Fair comment. We are awaiting MEPA's reaction to this.
Issue no 009
The law does not provide that the EPC must respect the decisions or quasi-decisions made by the DCC so some applications face double jeopardy. In one case, fresh drawings as directed by the DCC were presented in October 2010 only to be refused by the EPC in January 2011.
This is not the only case that has come to the KTP's knowledge (see issues 003, 005, 006 and 008 above). Every effort is being made by the KTP to have a clear solution to such instances.
Issue no 011
Submitted on 06.02.2011
The concept that the EPC may defer the hearing of an application only once is, in our opinion, not correct. The delays which should be addressed are those related to bringing the file up to the EPC and not the time spent within processing by the then DCC. What about site inspections, would the EPC not be able to carry out site inspections because this counts as a sitting?
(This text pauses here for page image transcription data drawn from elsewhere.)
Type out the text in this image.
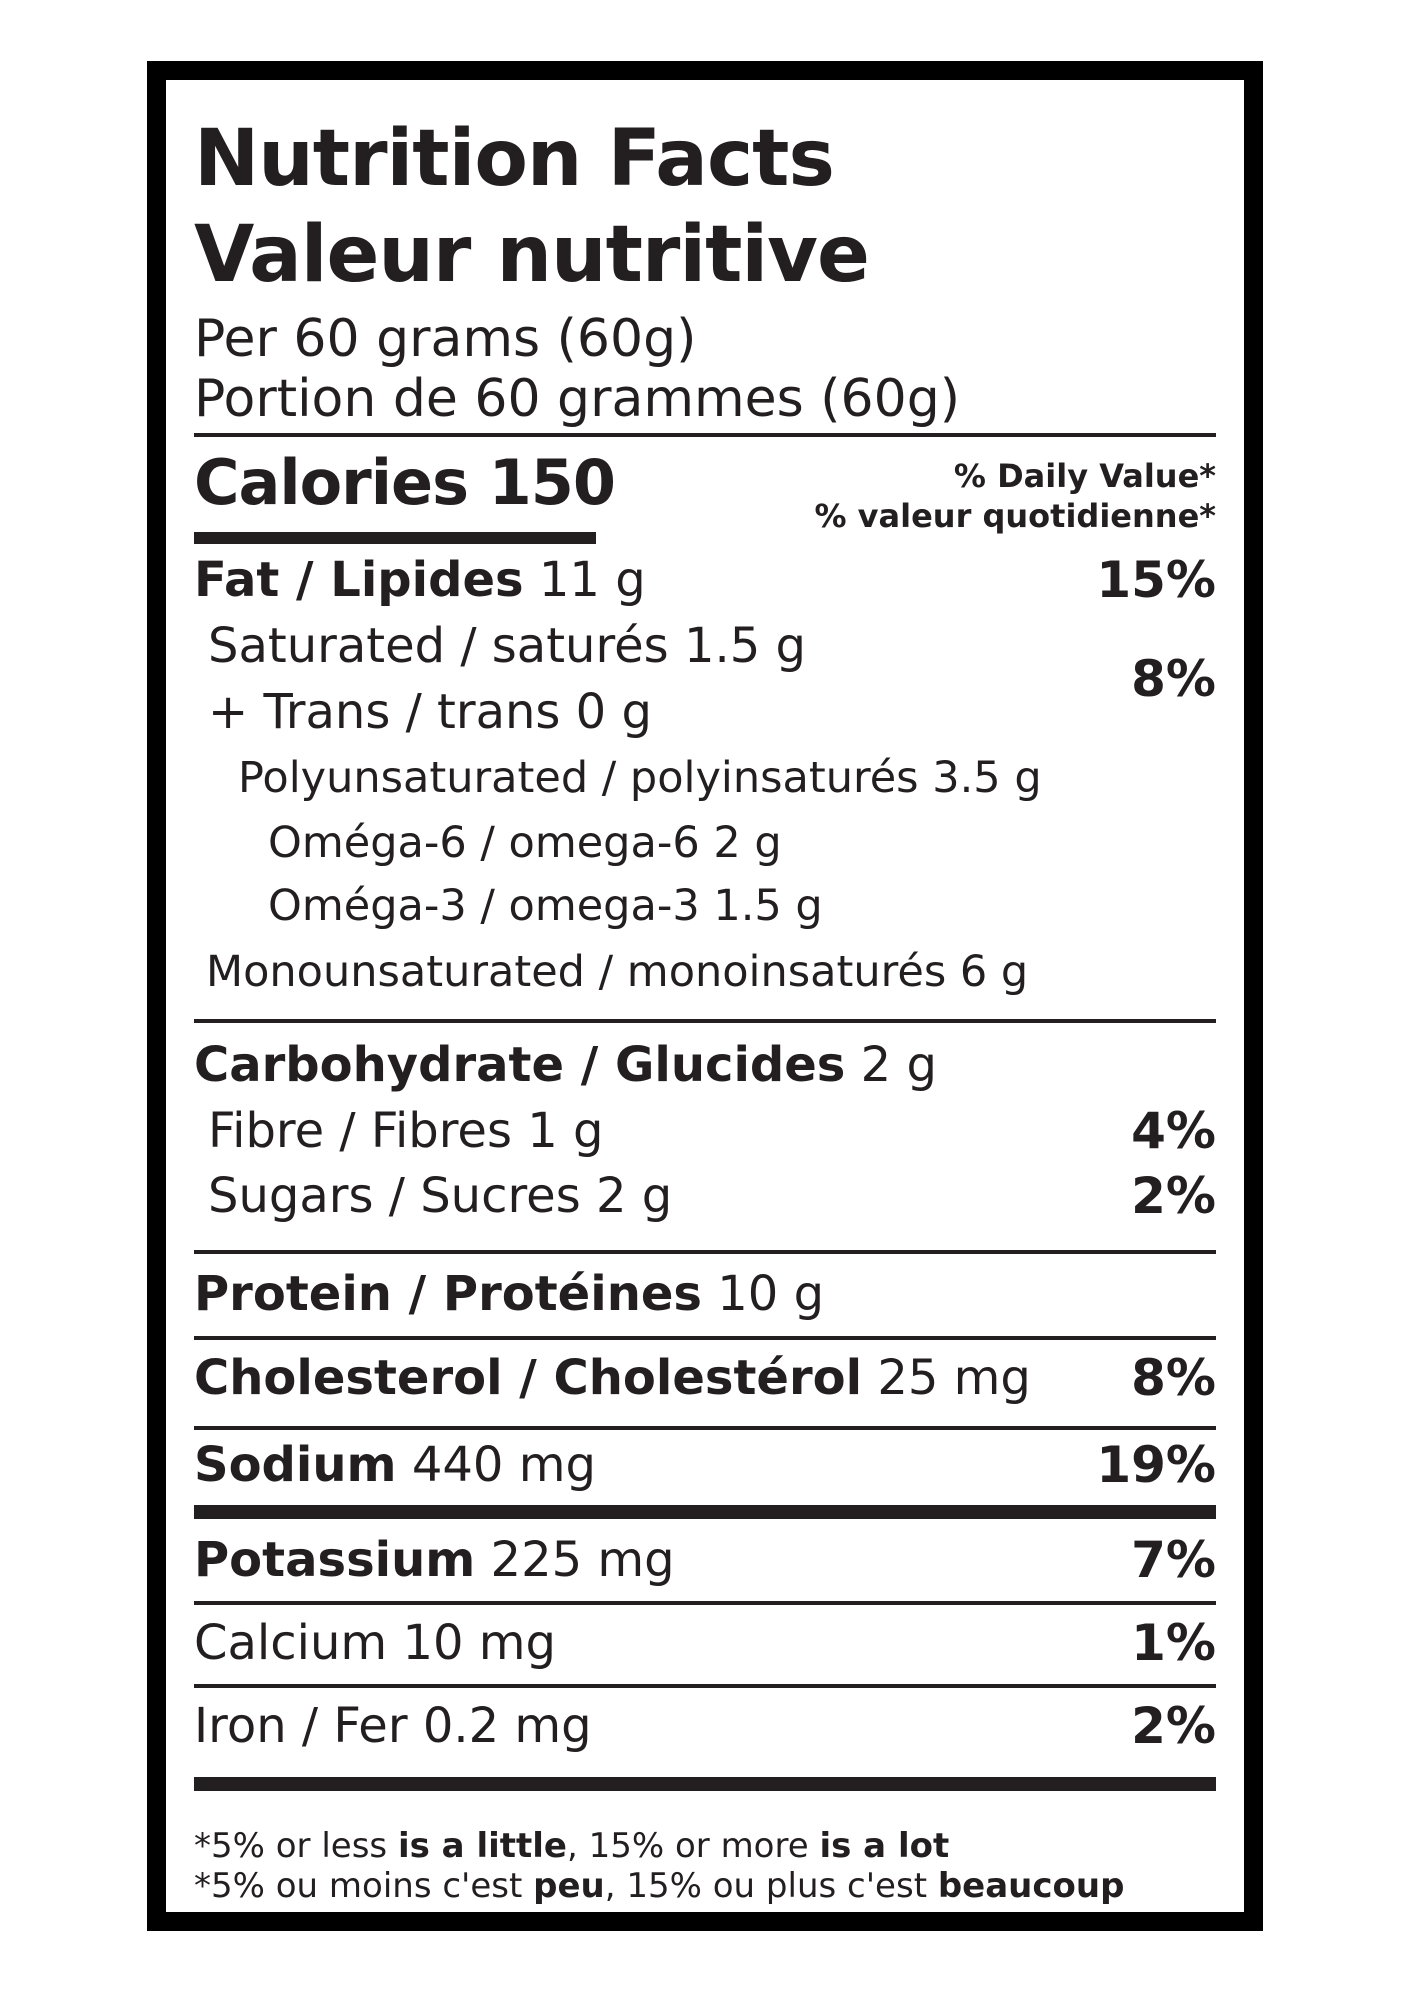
Nutrition Facts
Valeur nutritive
Per 60 grams (60g)
Portion de 60 grammes (60g)
Calories 150	% Daily Value*
% valeur quotidienne*
Fat / Lipides 11 g	15%
Saturated / saturés 1.5 g
+ Trans / trans 0 g
8%
Polyunsaturated / polyinsaturés 3.5 g
Oméga-6 / omega-6 2 g
Oméga-3 / omega-3 1.5 g
Monounsaturated / monoinsaturés 6 g
Carbohydrate / Glucides 2 g
Fibre / Fibres 1 g	4%
Sugars / Sucres 2 g	2%
Protein / Protéines 10 g
Cholesterol / Cholestérol 25 mg 8%
Sodium 440 mg	19%
Potassium 225 mg	7%
Calcium 10 mg	1%
Iron / Fer 0.2 mg	2%
*5% or less is a little, 15% or more is a lot
*5% ou moins c'est peu, 15% ou plus c'est beaucoup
The issue has been referred to MEPA for their views.
Issue no 012
Submitted on 06.02.2011
Why are the EPCs treating pre-2011 applications in such a strict manner with no deferrals and decisions taken on information available to the DCC on the date of the sitting. Keep in mind that before there was always an amount of negotiation with the DCC which now has finished because of the pre-screening but at least the EPC should give the Perit/applicant time to comply and not simply refuse the application to follow the law and expect applicants to apply again with the new exaggerated DPF fees.
The issue has been referred to MEPA for their views.
Issue no 013
Submitted on 06.02.2011
The new EPCs have retained the bad habit practised by the old DCCs of the members mumbling (and possibly bungling) between themselves, out of earshot of the public, including the applicant and his Perit specifically. They still have not grasped the fact that this is a PUBLIC HEARING. If they are not sure of themselves and want to consult each other then they should do so audibly. There is absolutely no reason for 'sotto voce' discussions and this goes against the law of which they are so fond of, or indoctrinated to stick to come what may.
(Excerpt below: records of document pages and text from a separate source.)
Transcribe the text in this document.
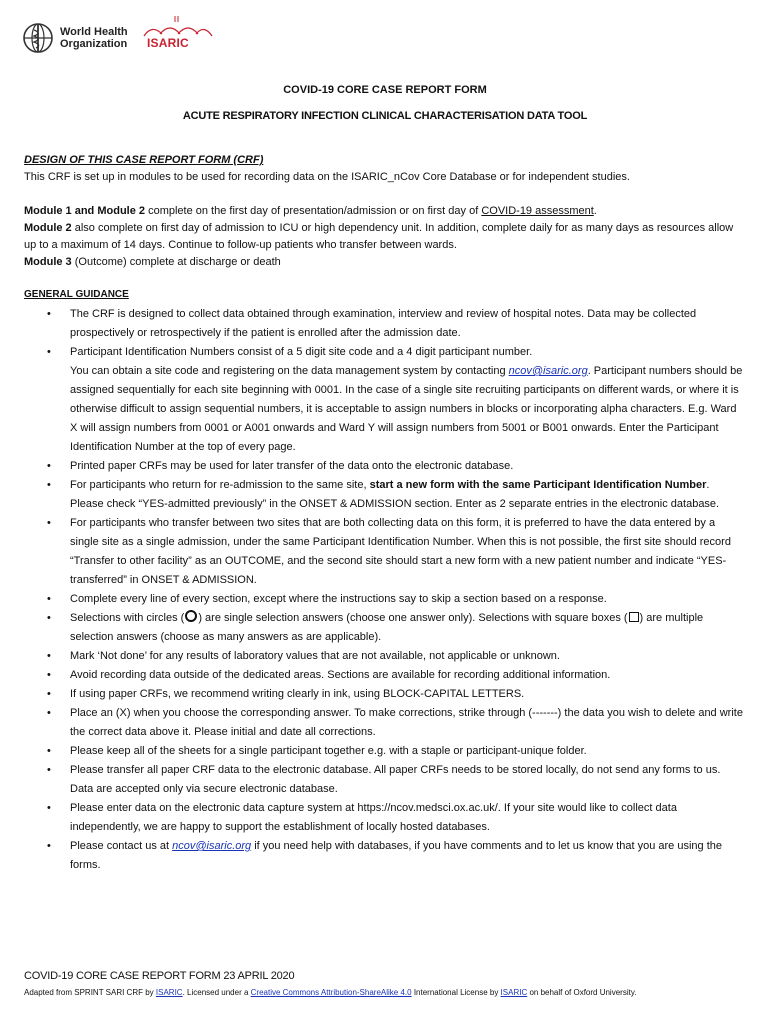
World Health
Organization ISARIC
COVID-19 CORE CASE REPORT FORM
ACUTE RESPIRATORY INFECTION CLINICAL CHARACTERISATION DATA TOOL
DESIGN OF THIS CASE REPORT FORM (CRF)
This CRF is set up in modules to be used for recording data on the ISARIC_nCov Core Database or for independent studies.
Module 1 and Module 2 complete on the first day of presentation/admission or on first day of COVID-19 assessment.
Module 2 also complete on first day of admission to ICU or high dependency unit. In addition, complete daily for as many days as resources allow up to a maximum of 14 days. Continue to follow-up patients who transfer between wards.
Module 3 (Outcome) complete at discharge or death
GENERAL GUIDANCE
• The CRF is designed to collect data obtained through examination, interview and review of hospital notes. Data may be collected prospectively or retrospectively if the patient is enrolled after the admission date.
• Participant Identification Numbers consist of a 5 digit site code and a 4 digit participant number.
You can obtain a site code and registering on the data management system by contacting ncov@isaric.org. Participant numbers should be assigned sequentially for each site beginning with 0001. In the case of a single site recruiting participants on different wards, or where it is otherwise difficult to assign sequential numbers, it is acceptable to assign numbers in blocks or incorporating alpha characters. E.g. Ward X will assign numbers from 0001 or A001 onwards and Ward Y will assign numbers from 5001 or B001 onwards. Enter the Participant Identification Number at the top of every page.
• Printed paper CRFs may be used for later transfer of the data onto the electronic database.
• For participants who return for re-admission to the same site, start a new form with the same Participant Identification Number. Please check “YES-admitted previously” in the ONSET & ADMISSION section. Enter as 2 separate entries in the electronic database.
• For participants who transfer between two sites that are both collecting data on this form, it is preferred to have the data entered by a single site as a single admission, under the same Participant Identification Number. When this is not possible, the first site should record “Transfer to other facility” as an OUTCOME, and the second site should start a new form with a new patient number and indicate “YES-transferred” in ONSET & ADMISSION.
• Complete every line of every section, except where the instructions say to skip a section based on a response.
• Selections with circles ( ) are single selection answers (choose one answer only). Selections with square boxes ( ) are multiple selection answers (choose as many answers as are applicable).
• Mark ‘Not done’ for any results of laboratory values that are not available, not applicable or unknown.
• Avoid recording data outside of the dedicated areas. Sections are available for recording additional information.
• If using paper CRFs, we recommend writing clearly in ink, using BLOCK-CAPITAL LETTERS.
• Place an (X) when you choose the corresponding answer. To make corrections, strike through (-------) the data you wish to delete and write the correct data above it. Please initial and date all corrections.
• Please keep all of the sheets for a single participant together e.g. with a staple or participant-unique folder.
• Please transfer all paper CRF data to the electronic database. All paper CRFs needs to be stored locally, do not send any forms to us. Data are accepted only via secure electronic database.
• Please enter data on the electronic data capture system at https://ncov.medsci.ox.ac.uk/. If your site would like to collect data independently, we are happy to support the establishment of locally hosted databases.
• Please contact us at ncov@isaric.org if you need help with databases, if you have comments and to let us know that you are using the forms.
COVID-19 CORE CASE REPORT FORM 23 APRIL 2020
Adapted from SPRINT SARI CRF by ISARIC. Licensed under a Creative Commons Attribution-ShareAlike 4.0 International License by ISARIC on behalf of Oxford University.
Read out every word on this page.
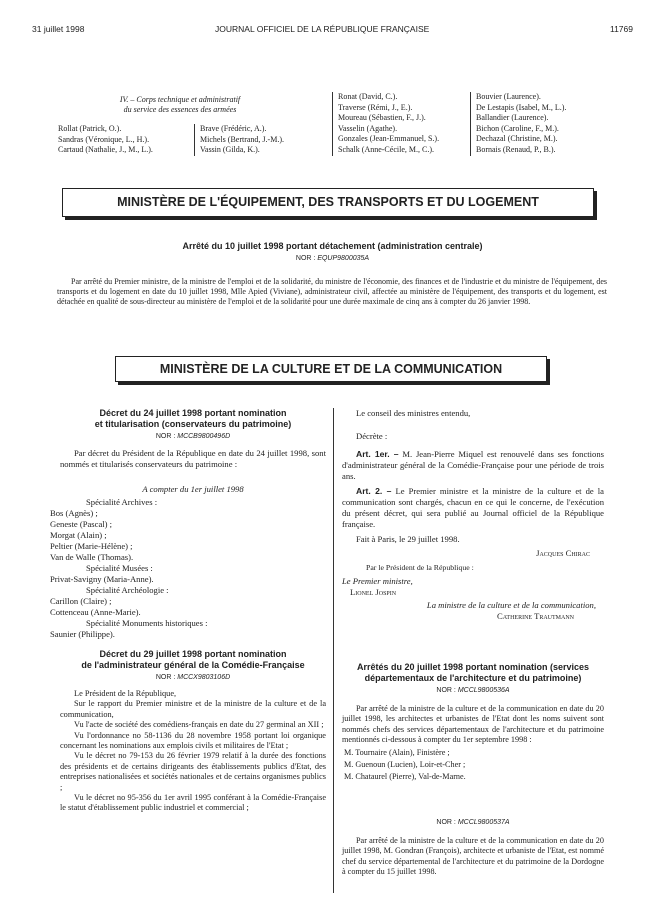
31 juillet 1998	JOURNAL OFFICIEL DE LA RÉPUBLIQUE FRANÇAISE	11769
IV. – Corps technique et administratif
du service des essences des armées
Rollat (Patrick, O.).
Sandras (Véronique, L., H.).
Cartaud (Nathalie, J., M., L.).
Brave (Frédéric, A.).
Michels (Bertrand, J.-M.).
Vassin (Gilda, K.).
Ronat (David, C.).
Traverse (Rémi, J., E.).
Moureau (Sébastien, F., J.).
Vasselin (Agathe).
Gonzales (Jean-Emmanuel, S.).
Schalk (Anne-Cécile, M., C.).
Bouvier (Laurence).
De Lestapis (Isabel, M., L.).
Ballandier (Laurence).
Bichon (Caroline, F., M.).
Dechazal (Christine, M.).
Bornais (Renaud, P., B.).
MINISTÈRE DE L'ÉQUIPEMENT, DES TRANSPORTS ET DU LOGEMENT
Arrêté du 10 juillet 1998 portant détachement (administration centrale)
NOR : EQUP9800035A
Par arrêté du Premier ministre, de la ministre de l'emploi et de la solidarité, du ministre de l'économie, des finances et de l'industrie et du ministre de l'équipement, des transports et du logement en date du 10 juillet 1998, Mlle Apied (Viviane), administrateur civil, affectée au ministère de l'équipement, des transports et du logement, est détachée en qualité de sous-directeur au ministère de l'emploi et de la solidarité pour une durée maximale de cinq ans à compter du 26 janvier 1998.
MINISTÈRE DE LA CULTURE ET DE LA COMMUNICATION
Décret du 24 juillet 1998 portant nomination
et titularisation (conservateurs du patrimoine)
NOR : MCCB9800496D

Par décret du Président de la République en date du 24 juillet 1998, sont nommés et titularisés conservateurs du patrimoine :

A compter du 1er juillet 1998

Spécialité Archives :

Bos (Agnès) ;
Geneste (Pascal) ;
Morgat (Alain) ;
Peltier (Marie-Hélène) ;
Van de Walle (Thomas).

Spécialité Musées :

Privat-Savigny (Maria-Anne).

Spécialité Archéologie :

Carillon (Claire) ;
Cottenceau (Anne-Marie).

Spécialité Monuments historiques :

Saunier (Philippe).
Décret du 29 juillet 1998 portant nomination
de l'administrateur général de la Comédie-Française
NOR : MCCX9803106D

Le Président de la République,

Sur le rapport du Premier ministre et de la ministre de la culture et de la communication,

Vu l'acte de société des comédiens-français en date du 27 germinal an XII ;

Vu l'ordonnance no 58-1136 du 28 novembre 1958 portant loi organique concernant les nominations aux emplois civils et militaires de l'Etat ;

Vu le décret no 79-153 du 26 février 1979 relatif à la durée des fonctions des présidents et de certains dirigeants des établissements publics d'Etat, des entreprises nationalisées et sociétés nationales et de certains organismes publics ;

Vu le décret no 95-356 du 1er avril 1995 conférant à la Comédie-Française le statut d'établissement public industriel et commercial ;

Le conseil des ministres entendu,

Décrète :

Art. 1er. – M. Jean-Pierre Miquel est renouvelé dans ses fonctions d'administrateur général de la Comédie-Française pour une période de trois ans.

Art. 2. – Le Premier ministre et la ministre de la culture et de la communication sont chargés, chacun en ce qui le concerne, de l'exécution du présent décret, qui sera publié au Journal officiel de la République française.

Fait à Paris, le 29 juillet 1998.

Jacques Chirac

Par le Président de la République :

Le Premier ministre,

Lionel Jospin

La ministre de la culture et de la communication,

Catherine Trautmann

Arrêtés du 20 juillet 1998 portant nomination (services
départementaux de l'architecture et du patrimoine)
NOR : MCCL9800536A

Par arrêté de la ministre de la culture et de la communication en date du 20 juillet 1998, les architectes et urbanistes de l'Etat dont les noms suivent sont nommés chefs des services départementaux de l'architecture et du patrimoine mentionnés ci-dessous à compter du 1er septembre 1998 :

M. Tournaire (Alain), Finistère ;
M. Guenoun (Lucien), Loir-et-Cher ;
M. Chataurel (Pierre), Val-de-Marne.
NOR : MCCL9800537A

Par arrêté de la ministre de la culture et de la communication en date du 20 juillet 1998, M. Gondran (François), architecte et urbaniste de l'Etat, est nommé chef du service départemental de l'architecture et du patrimoine de la Dordogne à compter du 15 juillet 1998.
This issue has already been brought to the attention of MEPA by the KTP and such behaviour should cease.
Issue no 014
Submitted on 06.02.2011
In a particular case, at the deferred second meeting, it was obvious that the decision hinged on a point of law. The Perit made a suggestion to the Chairman to consult the MEPA legal counsel, but he was told that this was not possible since the case had already been deferred once. So a decision for a refusal was taken by the Commission. The right to request reconsideration has been removed. Is MEPA moving forward or backward? All it seems to be interested in is in speeding up the process of an application at all costs. Except of course when the file rests on one of the directorate officer's desk for an inordinate amount of time for no valid reason. This kind of speeding up eliminates justice being done to the applicant and his case. Or else it generates more bureaucracy by increasing the number of appeals, and fills MEPA's coffers at the same time.
This issue is being referred to MEPA for their views.
Issue no 015
Submission no 015
The Directorate representative takes too much of an active part in the EPC deliberation and even if he is not familiar with the case under examination, makes assumptions and can misdirect the EPC easily, even if involuntarily. This placement of the ‘Devil’s advocate’ in the Commission gives an unfair advantage in practice to MEPA as the case is rarely referred back to the Directorate for their comments or to rectify an error in their processing. The EPC has effectively become a rubber stamp for the Directorate’s views.
This issue has already been brought to MEPA's attention and they have been requested to address the issue.